Evergreen Forest one of many schools with math programs

lpemberton@theolympian.comFebruary 4, 2013 

Evergreen Forest Elementary School’s classrooms were empty, and its playground was dark.

But the library at the school in northeast Thurston County was abuzz with activity: Nearly 60 students and parents turned out for Family Math Night last Tuesday.

“It was actually pretty fun,” said sixth-grader Taryn Lucas, 12.

There were fruit snacks and popcorn to eat, math games to play and teachers who were available to talk and help with homework.

“Anything they need help with, we will help them,” said sixth-grade teacher Marilyn Pettit.

The monthly event is one of several programs offered in North Thurston Public Schools that are being funded with a three-year, nearly $1 million Department of Defense Education Activity grant.

Military children make up about 14 percent of the elementary students in North Thurston Public Schools, which borders Joint Base Lewis-McChord.

The money was awarded the district’s elementary schools with the highest percentage of military students: Evergreen Forest, Horizons, Chambers Prairie, Meadows, Olympic View and Lakes.

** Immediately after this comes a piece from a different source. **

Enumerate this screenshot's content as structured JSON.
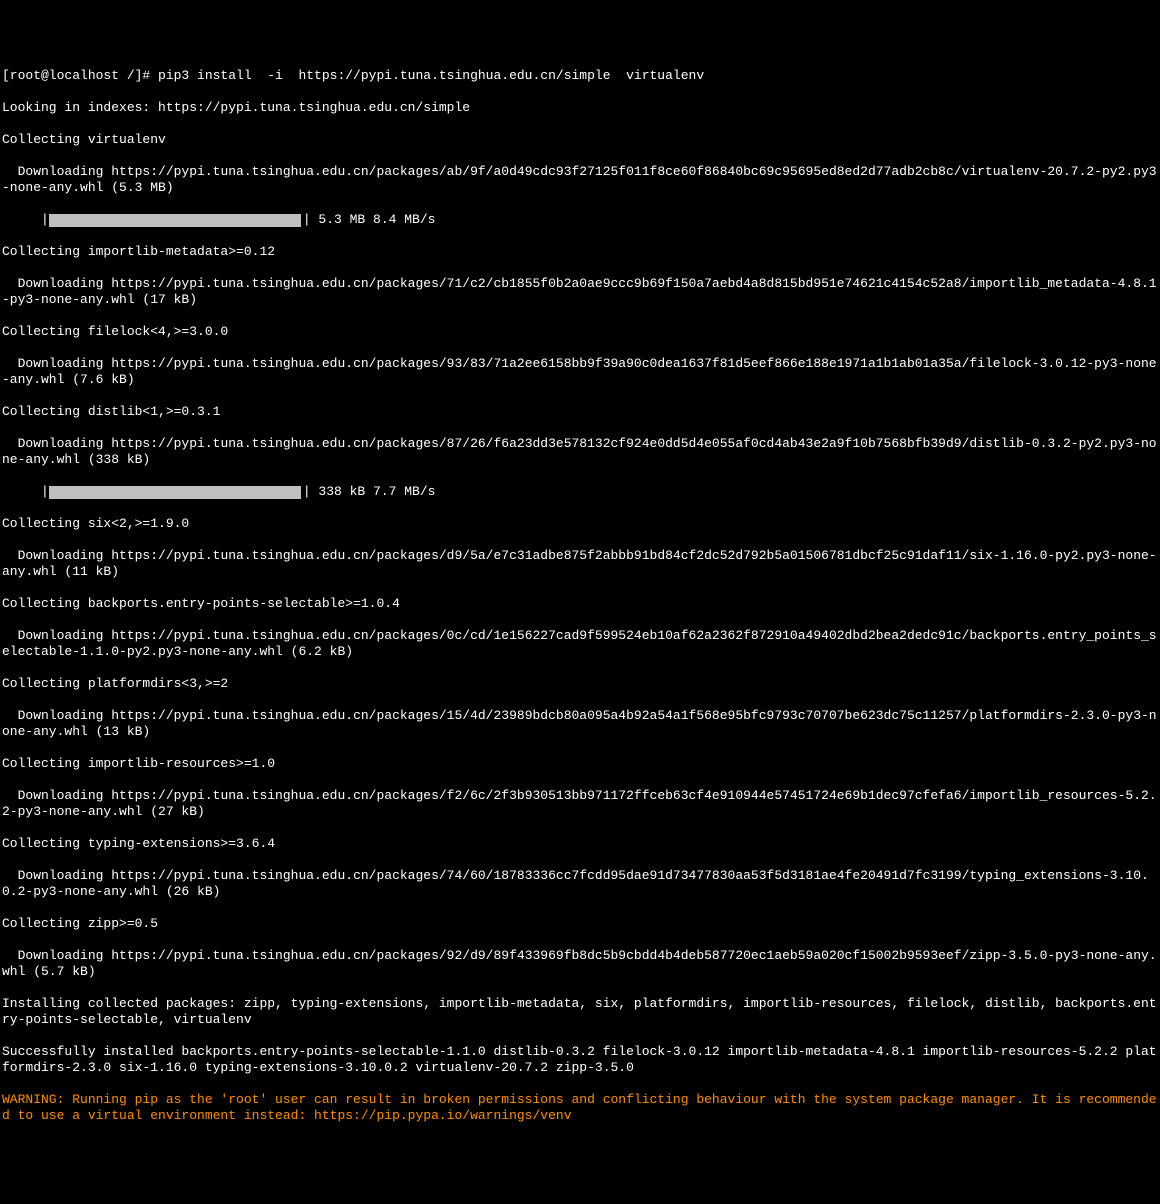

It’s specifically earmarked for programs and activities that improve behavior and boost math skills.

At Evergreen Forest, about 20 percent of the school’s 552 students have parents in the military, said principal Karen Johnson.

“Most of the families moving in all come from military backgrounds,” she said.

Military kids often change schools, and issues such as deployments and reintegration can make their lives more complicated, Johnson said.

The school has used its portion of the military grant to buy new math curriculum and supplies, pay for teacher training events, and purchase supplies for Family Math Night — including math or strategy games, such as Mancala, Fraction Bingo and Farkle.

Although the event is geared to military families, it is open to anyone at the school, Johnson said. Its goal is to improve math skills.

“We’re finding that if students do not have a good number sense early on, they’re going to struggle throughout their schooling,” Johnson said.

Pettit said she hopes the events will help change people’s attitudes about math.

“I want them first to get over math phobia,” she said. “(To learn) that math can be fun and useful and it isn’t just drudgery.”

Evergreen Forest parent Kristen Kienzle said it’s not easy for military families to live off post, so she appreciates events such as Family Math Night.

“I think it helps bring a community together,” she said.